‘1936’da İspanya için seferber olan dünya Kobanê’yi de sahiplendi’

‘1936’da İspanya için seferber olan dünya Kobanê’yi de sahiplendi’

Kobanê direnişinin başladığı günden bu yana sınır hattında devam eden nöbet eylemini dönüşümlü olarak devralan Devrimci Anarşist Faaliyet üyesi Gürşat Özdamar, “Bu mücadelenin ortak bir sinerjisi var. 1936 yılında İspanya’daki anarşist devrim için dünyanın her yerinden insanlar nasıl seferber olduysa, bugün Kobanê için de dünyanın her yerinden gelen, bu mücadeleyi sahiplenen insanlar var” dedi.

DAİŞ çetelerinin 15 Eylül’de Kobanê’ye yönelik başlattığı saldırılara karşı YPG ve YPJ’lilerin tarihi direnişi, 110’uncu gününe girerken, sınır hattında nöbet eylemini sürdürenlerin direnişi de tüm coşkusuyla devam ediyor.
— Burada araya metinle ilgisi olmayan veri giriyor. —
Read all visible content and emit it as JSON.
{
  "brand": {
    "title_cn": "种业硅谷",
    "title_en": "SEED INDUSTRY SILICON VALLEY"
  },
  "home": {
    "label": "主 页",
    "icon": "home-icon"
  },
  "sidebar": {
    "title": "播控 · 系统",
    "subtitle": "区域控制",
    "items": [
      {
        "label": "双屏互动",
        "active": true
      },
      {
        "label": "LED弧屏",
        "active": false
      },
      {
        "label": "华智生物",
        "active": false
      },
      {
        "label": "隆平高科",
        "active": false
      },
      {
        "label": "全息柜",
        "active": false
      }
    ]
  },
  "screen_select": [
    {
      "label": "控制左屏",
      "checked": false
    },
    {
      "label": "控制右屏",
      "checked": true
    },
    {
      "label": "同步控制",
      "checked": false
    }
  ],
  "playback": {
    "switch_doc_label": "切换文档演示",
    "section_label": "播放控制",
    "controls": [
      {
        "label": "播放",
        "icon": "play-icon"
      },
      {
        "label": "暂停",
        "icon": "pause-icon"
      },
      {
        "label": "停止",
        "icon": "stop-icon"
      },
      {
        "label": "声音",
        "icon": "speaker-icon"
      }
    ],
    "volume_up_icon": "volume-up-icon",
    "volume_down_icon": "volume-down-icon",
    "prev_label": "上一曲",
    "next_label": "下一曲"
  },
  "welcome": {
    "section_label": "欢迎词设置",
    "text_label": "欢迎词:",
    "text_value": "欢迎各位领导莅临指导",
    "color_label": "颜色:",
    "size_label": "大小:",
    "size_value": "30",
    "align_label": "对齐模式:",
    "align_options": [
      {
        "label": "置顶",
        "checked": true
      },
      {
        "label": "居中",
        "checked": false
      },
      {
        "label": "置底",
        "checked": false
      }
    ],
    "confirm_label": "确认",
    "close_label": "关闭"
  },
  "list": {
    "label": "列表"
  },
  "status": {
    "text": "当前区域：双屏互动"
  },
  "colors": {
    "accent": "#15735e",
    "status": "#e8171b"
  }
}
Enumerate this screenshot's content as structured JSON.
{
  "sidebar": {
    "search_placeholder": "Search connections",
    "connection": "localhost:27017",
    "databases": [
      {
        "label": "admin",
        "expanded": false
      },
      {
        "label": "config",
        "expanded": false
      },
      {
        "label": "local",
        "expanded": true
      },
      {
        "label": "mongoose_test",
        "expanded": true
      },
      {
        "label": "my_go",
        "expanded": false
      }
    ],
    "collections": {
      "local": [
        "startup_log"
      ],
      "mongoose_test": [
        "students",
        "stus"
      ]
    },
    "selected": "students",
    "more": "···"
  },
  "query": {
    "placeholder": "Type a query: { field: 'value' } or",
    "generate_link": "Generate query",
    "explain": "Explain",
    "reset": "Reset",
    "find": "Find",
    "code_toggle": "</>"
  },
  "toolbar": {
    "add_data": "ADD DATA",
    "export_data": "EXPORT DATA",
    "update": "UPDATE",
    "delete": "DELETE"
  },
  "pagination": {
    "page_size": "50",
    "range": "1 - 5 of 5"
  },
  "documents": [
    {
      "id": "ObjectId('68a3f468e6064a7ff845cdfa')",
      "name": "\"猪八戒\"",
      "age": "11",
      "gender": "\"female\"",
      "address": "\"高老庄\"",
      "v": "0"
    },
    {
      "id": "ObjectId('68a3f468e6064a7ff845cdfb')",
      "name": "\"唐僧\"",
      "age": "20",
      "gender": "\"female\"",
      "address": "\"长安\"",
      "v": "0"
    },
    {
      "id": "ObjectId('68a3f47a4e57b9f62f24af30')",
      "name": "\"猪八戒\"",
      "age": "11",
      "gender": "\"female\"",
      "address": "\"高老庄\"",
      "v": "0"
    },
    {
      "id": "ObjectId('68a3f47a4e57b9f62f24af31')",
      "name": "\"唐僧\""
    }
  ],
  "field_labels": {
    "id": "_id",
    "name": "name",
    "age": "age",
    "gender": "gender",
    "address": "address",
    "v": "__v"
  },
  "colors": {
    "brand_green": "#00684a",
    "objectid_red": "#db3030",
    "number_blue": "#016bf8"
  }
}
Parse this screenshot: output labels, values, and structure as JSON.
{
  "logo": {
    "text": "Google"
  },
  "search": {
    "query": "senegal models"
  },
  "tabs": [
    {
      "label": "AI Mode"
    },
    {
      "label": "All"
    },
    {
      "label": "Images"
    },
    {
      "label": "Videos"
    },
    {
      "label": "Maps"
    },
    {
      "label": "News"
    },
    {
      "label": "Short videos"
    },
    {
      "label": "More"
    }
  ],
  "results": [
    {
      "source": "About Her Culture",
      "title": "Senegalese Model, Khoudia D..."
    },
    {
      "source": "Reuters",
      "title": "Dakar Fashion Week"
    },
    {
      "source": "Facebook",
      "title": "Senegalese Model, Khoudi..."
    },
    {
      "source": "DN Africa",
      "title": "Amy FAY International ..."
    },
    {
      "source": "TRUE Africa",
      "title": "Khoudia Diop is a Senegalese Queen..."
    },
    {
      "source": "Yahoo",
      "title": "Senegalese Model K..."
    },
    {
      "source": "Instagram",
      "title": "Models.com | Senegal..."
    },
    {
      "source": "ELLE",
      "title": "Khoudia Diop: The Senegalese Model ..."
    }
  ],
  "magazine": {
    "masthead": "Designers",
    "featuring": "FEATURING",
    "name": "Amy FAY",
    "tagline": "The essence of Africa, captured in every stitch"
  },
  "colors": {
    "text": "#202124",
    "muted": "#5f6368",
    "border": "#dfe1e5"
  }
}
Kobanê savaşının çıplak gözle izlendiği Suruç’un Mehser ve Misenyter köylerindeki direniş nöbeti için Dünya ve Türkiye’nin birçok yerinden gelenler de, sınır hattında kurdukları mevzileri terk etmiyor. Sınır hattındaki Devrimci Anarşist Faaliyeti’nin nöbetini devralan Gürşat Özdamar, Kobanê direnişinin dünya açısından ortak bir sinerjisinin olduğuna dikkat çekerek, Kobanê’deki savaşın yaşam ile yaşama karşı çıkanlar arasında olduğunu kaydetti.

‘SALDIRILAR YENİ YAŞAM MODELİNİ YOK ETMEYE DÖNÜKTÜR’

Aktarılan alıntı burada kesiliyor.